Day five we captured a few more interviews, and were given a tour of a large cacao plantation by new friend Emer Efrain. Cacao from the Maranon valley has a reputation of being especially rich with quite a distinctive flavour. It is highly sought after in some areas. After being fermented for 4 days, the dried the Cacao is loaded onto mules which carry it out of the valley to markey. I was happy to hear that Emer was interested in joining my expedition in may, he seemed really excited to spend more time getting to know the river in this way and learning to kayak. Late that evening we started hiking back to Mendan.
Hiking back upstream, after capturing the footage we needed, making new friends and learning from dozens of lessons along the way; I realised the side benefits of this project would be priceless. As a team, we are learning every day; this experience will help us tackle issues of the future. No matter the outcome of this campaign, there will be an incredible legacy left in the team that is working on this project.
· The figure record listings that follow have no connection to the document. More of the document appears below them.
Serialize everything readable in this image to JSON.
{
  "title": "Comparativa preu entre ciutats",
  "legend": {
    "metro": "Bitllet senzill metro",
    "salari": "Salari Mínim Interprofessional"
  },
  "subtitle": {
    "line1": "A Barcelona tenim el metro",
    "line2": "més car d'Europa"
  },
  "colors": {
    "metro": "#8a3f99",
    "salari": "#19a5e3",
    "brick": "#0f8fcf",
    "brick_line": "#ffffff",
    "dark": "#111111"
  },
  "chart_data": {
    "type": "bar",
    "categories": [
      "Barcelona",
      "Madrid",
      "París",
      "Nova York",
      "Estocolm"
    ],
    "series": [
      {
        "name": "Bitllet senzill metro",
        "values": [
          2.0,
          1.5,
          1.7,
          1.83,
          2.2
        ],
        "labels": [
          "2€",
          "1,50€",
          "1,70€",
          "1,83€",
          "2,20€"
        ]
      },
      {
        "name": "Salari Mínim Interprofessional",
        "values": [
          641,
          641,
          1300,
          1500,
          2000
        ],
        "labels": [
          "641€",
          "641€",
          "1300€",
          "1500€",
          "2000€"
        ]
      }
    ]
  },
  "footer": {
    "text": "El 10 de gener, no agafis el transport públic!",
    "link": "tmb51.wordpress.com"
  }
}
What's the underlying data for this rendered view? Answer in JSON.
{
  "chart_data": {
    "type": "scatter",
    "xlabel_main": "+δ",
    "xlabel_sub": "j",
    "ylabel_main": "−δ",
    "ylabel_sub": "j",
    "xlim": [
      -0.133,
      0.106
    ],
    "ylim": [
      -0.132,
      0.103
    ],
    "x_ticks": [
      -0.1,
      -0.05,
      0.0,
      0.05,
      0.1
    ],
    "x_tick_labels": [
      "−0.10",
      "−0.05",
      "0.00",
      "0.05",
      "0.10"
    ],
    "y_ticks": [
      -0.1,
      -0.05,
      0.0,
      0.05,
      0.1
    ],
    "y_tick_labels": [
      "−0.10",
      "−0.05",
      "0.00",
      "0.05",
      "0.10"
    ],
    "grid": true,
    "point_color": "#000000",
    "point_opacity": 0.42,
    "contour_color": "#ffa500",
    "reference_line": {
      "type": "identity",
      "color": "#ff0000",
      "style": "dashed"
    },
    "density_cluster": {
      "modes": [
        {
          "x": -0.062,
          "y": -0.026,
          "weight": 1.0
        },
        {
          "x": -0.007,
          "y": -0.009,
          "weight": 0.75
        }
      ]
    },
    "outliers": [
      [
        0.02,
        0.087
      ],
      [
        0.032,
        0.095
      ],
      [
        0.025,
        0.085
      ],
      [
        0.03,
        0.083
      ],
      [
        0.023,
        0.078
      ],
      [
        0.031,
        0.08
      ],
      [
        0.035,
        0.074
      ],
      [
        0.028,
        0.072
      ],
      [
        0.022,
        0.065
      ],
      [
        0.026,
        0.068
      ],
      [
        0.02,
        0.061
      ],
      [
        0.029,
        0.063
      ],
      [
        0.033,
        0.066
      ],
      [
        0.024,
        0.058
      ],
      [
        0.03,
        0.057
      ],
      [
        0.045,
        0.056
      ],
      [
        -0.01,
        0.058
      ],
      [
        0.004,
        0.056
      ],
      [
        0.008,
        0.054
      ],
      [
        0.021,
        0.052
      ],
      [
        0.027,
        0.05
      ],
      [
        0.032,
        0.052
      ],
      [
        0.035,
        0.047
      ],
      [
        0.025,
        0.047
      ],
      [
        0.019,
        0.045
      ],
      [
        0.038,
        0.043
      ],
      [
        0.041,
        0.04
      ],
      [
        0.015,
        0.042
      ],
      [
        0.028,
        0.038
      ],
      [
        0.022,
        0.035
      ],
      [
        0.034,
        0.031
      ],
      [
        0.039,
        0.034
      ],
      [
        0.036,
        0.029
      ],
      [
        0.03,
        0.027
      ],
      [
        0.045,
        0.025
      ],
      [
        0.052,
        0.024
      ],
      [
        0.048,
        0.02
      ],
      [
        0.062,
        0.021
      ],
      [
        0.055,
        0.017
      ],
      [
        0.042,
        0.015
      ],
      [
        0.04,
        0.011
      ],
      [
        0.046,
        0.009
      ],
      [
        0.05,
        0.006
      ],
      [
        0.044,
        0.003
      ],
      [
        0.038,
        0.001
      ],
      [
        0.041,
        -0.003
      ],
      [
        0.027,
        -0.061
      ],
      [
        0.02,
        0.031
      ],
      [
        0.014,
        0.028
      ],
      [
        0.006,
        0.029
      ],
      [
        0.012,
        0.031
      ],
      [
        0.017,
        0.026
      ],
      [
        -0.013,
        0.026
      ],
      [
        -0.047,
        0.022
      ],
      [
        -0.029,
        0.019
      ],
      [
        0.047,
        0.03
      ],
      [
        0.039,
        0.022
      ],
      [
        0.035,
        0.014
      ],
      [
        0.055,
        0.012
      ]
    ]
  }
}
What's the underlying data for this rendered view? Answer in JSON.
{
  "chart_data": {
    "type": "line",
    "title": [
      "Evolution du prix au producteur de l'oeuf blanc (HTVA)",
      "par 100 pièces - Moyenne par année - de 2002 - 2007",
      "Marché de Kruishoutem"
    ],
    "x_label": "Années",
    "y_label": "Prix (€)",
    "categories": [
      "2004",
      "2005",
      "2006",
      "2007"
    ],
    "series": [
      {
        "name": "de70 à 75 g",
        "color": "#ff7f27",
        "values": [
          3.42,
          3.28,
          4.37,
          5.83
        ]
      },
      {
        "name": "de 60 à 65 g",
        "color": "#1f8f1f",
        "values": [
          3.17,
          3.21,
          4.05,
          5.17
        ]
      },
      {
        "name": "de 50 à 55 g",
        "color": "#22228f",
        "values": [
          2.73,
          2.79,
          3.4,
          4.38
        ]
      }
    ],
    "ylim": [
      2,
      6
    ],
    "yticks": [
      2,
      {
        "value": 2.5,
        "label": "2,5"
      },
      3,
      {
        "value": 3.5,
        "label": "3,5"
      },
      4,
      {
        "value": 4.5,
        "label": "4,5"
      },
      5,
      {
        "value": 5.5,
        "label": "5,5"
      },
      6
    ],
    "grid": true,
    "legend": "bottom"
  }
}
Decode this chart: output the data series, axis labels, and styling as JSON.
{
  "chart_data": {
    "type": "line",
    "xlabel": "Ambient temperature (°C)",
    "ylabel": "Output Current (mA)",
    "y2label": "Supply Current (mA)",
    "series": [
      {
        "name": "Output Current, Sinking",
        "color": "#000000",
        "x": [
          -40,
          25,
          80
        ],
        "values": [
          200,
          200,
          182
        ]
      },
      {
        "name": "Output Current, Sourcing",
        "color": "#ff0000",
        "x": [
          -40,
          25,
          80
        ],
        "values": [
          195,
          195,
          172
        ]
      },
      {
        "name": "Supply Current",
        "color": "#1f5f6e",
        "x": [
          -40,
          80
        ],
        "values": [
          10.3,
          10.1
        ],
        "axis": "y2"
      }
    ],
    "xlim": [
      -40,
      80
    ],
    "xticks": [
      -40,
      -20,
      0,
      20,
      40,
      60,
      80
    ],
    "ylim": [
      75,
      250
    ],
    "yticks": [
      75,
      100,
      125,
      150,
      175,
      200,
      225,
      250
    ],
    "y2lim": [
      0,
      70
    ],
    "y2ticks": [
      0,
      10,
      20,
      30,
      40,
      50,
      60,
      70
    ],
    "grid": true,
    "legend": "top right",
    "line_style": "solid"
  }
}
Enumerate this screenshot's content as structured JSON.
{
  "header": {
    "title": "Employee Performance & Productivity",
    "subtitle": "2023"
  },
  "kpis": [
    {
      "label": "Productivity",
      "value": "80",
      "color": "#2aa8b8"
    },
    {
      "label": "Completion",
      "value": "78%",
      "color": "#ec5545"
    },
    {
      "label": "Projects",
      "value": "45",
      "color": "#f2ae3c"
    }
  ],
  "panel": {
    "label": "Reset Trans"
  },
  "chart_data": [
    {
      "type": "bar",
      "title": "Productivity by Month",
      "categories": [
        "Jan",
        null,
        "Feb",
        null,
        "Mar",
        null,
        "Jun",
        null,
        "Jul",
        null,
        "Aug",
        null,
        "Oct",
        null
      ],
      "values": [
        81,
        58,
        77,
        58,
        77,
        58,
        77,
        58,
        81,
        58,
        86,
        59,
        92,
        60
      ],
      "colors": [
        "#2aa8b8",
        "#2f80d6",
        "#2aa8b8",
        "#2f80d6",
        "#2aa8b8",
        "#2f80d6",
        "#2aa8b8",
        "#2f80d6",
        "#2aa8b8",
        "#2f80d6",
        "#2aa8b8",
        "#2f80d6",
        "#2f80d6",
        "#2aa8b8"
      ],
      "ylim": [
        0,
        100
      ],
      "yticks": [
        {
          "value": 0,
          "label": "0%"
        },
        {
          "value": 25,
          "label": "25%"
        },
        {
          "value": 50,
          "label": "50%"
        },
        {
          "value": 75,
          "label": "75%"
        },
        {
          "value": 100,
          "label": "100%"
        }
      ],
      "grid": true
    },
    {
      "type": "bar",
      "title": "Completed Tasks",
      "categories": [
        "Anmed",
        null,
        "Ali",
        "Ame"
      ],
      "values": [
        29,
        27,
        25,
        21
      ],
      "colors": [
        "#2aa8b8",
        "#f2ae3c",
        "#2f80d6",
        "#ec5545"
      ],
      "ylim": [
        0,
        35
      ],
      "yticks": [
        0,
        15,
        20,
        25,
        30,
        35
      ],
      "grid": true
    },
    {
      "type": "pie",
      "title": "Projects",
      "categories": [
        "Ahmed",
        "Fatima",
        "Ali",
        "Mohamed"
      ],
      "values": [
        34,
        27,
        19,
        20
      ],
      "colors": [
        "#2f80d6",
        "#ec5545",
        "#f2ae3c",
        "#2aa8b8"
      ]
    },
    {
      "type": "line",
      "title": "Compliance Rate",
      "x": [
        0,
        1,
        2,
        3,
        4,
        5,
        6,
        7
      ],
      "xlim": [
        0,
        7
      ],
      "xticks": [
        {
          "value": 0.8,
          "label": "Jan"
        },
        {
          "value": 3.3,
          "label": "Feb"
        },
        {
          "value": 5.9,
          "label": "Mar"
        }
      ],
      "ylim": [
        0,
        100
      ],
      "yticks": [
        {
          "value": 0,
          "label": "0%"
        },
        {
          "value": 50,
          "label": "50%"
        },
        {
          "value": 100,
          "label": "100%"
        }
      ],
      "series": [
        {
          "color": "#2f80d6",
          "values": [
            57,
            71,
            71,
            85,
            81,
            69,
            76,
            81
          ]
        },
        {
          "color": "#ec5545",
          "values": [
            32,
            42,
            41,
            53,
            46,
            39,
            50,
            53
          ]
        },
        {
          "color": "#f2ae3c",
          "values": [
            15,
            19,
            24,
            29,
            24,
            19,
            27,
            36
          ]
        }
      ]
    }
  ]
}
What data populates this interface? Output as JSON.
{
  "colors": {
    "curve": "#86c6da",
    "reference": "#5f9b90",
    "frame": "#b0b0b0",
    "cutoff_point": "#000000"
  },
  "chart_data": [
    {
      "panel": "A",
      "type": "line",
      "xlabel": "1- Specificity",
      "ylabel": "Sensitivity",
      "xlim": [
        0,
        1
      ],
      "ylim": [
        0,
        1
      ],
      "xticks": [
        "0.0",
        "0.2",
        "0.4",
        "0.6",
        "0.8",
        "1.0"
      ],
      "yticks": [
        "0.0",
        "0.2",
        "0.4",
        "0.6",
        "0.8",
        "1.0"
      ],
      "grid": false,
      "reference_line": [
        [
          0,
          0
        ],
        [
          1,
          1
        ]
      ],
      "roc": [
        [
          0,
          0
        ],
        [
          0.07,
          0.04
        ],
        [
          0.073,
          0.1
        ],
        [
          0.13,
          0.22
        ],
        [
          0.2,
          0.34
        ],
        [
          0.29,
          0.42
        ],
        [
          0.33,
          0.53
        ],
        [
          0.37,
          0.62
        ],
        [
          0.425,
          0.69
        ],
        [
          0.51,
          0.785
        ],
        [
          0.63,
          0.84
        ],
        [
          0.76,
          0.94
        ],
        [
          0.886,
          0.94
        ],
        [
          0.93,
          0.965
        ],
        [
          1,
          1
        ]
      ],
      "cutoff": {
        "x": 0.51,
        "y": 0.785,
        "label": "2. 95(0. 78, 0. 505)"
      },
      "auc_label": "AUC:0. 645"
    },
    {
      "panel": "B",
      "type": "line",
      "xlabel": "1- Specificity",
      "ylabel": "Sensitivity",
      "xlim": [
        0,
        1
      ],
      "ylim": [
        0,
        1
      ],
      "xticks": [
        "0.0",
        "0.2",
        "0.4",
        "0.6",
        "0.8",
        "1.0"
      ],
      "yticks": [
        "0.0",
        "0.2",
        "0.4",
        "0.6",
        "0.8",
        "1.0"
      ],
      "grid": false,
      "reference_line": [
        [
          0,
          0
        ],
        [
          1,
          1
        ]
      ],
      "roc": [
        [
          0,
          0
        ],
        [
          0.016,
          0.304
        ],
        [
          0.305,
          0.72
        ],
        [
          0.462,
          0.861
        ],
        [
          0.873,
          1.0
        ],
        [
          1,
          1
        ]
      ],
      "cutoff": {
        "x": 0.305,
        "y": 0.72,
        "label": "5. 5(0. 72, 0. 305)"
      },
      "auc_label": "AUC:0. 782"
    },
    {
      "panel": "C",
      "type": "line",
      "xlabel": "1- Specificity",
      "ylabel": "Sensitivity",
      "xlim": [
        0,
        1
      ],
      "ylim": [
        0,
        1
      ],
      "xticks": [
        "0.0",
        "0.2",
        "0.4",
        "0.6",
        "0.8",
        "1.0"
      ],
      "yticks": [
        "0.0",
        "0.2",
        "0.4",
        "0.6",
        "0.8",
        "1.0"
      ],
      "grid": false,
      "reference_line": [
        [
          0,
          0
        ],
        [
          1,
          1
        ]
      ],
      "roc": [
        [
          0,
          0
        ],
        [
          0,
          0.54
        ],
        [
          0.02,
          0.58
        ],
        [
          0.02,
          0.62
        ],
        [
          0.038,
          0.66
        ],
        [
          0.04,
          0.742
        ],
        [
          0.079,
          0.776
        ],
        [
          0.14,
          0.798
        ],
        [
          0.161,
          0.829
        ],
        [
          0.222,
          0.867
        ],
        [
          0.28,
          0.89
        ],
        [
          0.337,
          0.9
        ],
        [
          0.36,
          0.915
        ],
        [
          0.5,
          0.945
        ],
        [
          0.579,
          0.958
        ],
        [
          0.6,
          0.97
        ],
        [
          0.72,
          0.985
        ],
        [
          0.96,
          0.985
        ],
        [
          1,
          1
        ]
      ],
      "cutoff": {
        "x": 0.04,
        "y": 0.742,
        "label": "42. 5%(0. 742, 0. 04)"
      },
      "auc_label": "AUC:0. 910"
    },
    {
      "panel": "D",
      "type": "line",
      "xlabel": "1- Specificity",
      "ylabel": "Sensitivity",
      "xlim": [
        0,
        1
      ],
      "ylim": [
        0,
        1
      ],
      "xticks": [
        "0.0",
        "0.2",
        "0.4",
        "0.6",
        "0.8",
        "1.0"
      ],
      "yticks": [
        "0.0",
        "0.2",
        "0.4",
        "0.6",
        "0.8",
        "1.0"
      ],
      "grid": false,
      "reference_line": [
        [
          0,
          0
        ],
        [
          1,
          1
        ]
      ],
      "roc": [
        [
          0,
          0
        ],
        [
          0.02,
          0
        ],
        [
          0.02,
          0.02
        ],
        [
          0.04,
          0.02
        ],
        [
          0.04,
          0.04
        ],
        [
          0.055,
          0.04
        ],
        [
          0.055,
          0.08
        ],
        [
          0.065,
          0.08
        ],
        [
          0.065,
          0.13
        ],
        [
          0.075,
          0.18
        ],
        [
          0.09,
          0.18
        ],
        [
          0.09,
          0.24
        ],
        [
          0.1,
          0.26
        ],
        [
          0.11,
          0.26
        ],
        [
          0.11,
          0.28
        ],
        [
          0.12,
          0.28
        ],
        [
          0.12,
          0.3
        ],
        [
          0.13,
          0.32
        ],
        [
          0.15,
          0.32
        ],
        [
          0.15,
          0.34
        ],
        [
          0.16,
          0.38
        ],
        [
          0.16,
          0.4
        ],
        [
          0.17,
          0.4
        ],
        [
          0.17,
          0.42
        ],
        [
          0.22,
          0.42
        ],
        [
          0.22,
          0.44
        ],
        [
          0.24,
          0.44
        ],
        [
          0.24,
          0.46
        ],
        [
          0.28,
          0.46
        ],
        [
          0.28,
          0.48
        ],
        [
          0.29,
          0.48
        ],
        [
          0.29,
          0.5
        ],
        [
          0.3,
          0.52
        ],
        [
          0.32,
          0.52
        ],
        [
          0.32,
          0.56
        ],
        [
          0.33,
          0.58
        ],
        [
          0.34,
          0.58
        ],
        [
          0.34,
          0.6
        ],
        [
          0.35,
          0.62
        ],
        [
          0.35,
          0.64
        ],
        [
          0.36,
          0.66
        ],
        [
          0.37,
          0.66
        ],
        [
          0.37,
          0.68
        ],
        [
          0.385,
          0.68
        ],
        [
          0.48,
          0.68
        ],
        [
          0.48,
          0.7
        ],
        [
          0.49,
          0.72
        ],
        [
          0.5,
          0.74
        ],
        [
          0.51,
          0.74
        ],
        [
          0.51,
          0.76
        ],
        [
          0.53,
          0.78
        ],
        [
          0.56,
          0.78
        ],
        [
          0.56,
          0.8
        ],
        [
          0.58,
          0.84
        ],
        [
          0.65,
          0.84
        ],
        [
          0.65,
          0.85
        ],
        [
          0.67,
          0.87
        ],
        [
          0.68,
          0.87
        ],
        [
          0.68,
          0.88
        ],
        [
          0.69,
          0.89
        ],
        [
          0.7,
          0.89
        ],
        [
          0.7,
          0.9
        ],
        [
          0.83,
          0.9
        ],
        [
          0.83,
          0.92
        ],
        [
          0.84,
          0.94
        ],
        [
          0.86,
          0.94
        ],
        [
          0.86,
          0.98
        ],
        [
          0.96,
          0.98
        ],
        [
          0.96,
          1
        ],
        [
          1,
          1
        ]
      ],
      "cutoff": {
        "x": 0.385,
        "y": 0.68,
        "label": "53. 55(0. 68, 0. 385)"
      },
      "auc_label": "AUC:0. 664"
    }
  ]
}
We sat, watching the last colours fade from the sky as the Maranon churned by. The rest of our journey would be made under the cover of darkness, but in this moment we were completely at peace. I couldn’t help but feel incredibly happy as we sat contemplating in silence; here were two more people who really felt the connection to the river, to that unstoppable flow of life; my simplest goal was coming to fruition; to bring new people to the river, and let it’s majesty draw them in. This was just 5 short days by the river. I felt eager to see what we are going to achieve as a team over the coming months and excited by what an incredible experience our 3 week river journey will be, shared with a group of people all focused and motivated to help this cause.
Starting day six at 4:30am, we failed in finding a mule to load our backpacks onto. We crossed the river on the same cable car we arrived on, it felt like much more than 6 days since we had been here last. We began a (very) slow ascent back out of the Maranon valley, sweating under the hot sun and heavy backpacks. For me the uphill battle to climb out of the Marañon valley was symbolic of the rest of our journey in this project; there are still enormous hurdles to overcome and we will struggle under the weight every step of the way; but the experience itself & things we learn along the way will undoubtedly be worth every drop of sweat.